PI-087 - POPULATION PHARMACOKINETICS AND EXPOSURE-RESPONSE ANALYSIS FOR NTLA-2002 IN PATIENTS WITH HEREDITARY ANGIOEDEMA

A. Abdelhady¹, R. Wada², P. Ko³, D. Maag¹, M. Shah¹, J. Butler¹, A. Golden¹, P. Zhu¹; ¹Intellia Therapeutics, Cambridge, MA, USA, ²QuanTx Consulting, Mountain View, CA, USA, ³QuanTx, San Diego, CA, USA.

Background: NTLA-2002 is an investigational, in vivo CRISPR-based therapy designed to reduce total plasma kallikrein protein levels by permanently editing the KLKB1 gene to prevent angioedema attacks after a single intravenous dose. NTLA-2002 employs a proprietary lipid nanoparticle (LNP) delivery system to direct CRISPR/Cas9 components to the liver, where KLKB1 is expressed. The pharmacometrics analyses presented here characterize the population pharmacokinetics (PK), and exposure-response (ER) relationships to support the Phase 3 dose selection based on data from the first-in-human Ph1/2 study (NCT05120830).

Methods: The analyses were performed using pooled data from Ph1 (open label; dose escalation) and Ph2 (placebo-controlled; double-blind) parts of the trial. A total of 37 patients (10 in Ph1, 27 in Ph2) who received a single dose of 25, 50, or 75mg of NTLA-2002 or placebo were included. PopPK and ER analyses applied non-linear mixed-effects modeling with NONMEM and R. The PopPK model describes the liver uptake and endocytosis by hepatocytes followed by endosomal breakdown, after which the components of NTLA-2002 are recirculated into plasma. Liver transaminases were characterized by linear mixed-effects models. Kallikrein reduction was characterized by sigmoid-Emax model. HAE attack related endpoints were characterized by logistic regression Emax models and Poisson regression Emax models.

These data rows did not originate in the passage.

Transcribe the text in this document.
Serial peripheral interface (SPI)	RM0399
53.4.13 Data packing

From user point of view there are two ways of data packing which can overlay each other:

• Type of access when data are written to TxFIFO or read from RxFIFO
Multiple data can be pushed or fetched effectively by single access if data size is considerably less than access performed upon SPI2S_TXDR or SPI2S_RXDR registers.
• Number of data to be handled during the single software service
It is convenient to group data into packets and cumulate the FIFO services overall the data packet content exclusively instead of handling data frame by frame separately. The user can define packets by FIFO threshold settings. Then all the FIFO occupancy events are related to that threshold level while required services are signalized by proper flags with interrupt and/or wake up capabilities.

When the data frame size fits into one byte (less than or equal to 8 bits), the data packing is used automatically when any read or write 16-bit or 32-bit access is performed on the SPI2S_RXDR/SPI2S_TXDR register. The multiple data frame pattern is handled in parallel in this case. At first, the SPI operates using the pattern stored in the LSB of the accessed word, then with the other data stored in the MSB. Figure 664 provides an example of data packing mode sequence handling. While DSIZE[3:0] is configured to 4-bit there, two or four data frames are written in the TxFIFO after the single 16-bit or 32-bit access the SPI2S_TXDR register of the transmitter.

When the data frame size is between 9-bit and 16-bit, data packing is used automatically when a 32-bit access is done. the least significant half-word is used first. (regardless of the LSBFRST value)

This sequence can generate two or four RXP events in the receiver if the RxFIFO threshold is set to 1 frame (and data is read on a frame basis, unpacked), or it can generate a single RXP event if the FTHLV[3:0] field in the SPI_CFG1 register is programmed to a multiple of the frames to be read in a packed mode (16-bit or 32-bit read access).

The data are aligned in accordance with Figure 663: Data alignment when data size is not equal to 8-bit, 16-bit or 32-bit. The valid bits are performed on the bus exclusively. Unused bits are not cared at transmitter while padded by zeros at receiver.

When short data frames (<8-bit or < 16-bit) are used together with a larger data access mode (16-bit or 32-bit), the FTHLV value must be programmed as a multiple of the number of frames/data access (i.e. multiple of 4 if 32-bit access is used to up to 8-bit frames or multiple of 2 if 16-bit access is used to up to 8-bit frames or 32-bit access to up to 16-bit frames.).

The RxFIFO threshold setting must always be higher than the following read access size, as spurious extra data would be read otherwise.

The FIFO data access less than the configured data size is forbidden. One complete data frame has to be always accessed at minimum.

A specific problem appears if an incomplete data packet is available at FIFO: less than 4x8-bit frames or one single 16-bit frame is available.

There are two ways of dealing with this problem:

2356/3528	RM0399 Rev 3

Results: PK of NTLA-2002 components showed dose proportional plasma exposure. The PK of LP000001, a representative analyte, was adequately characterized by a 3-compartment model. Exposure-response analyses demonstrated that NTLA-2002 is projected to be well-tolerated with a low risk of transaminase elevations exceeding 3xULN over an 8-week period following a single dose up to 75mg. Furthermore, plasma exposures equivalent to 50mg or higher are projected to achieve clinically meaningful (>90%) reduction in HAE monthly attack rate.

Conclusion: The totality of the observed safety, efficacy, and pharmacodynamic data accompanied by the quantitative PopPK and ER analyses support the selection of a 50mg dose for further investigation in Phase 3.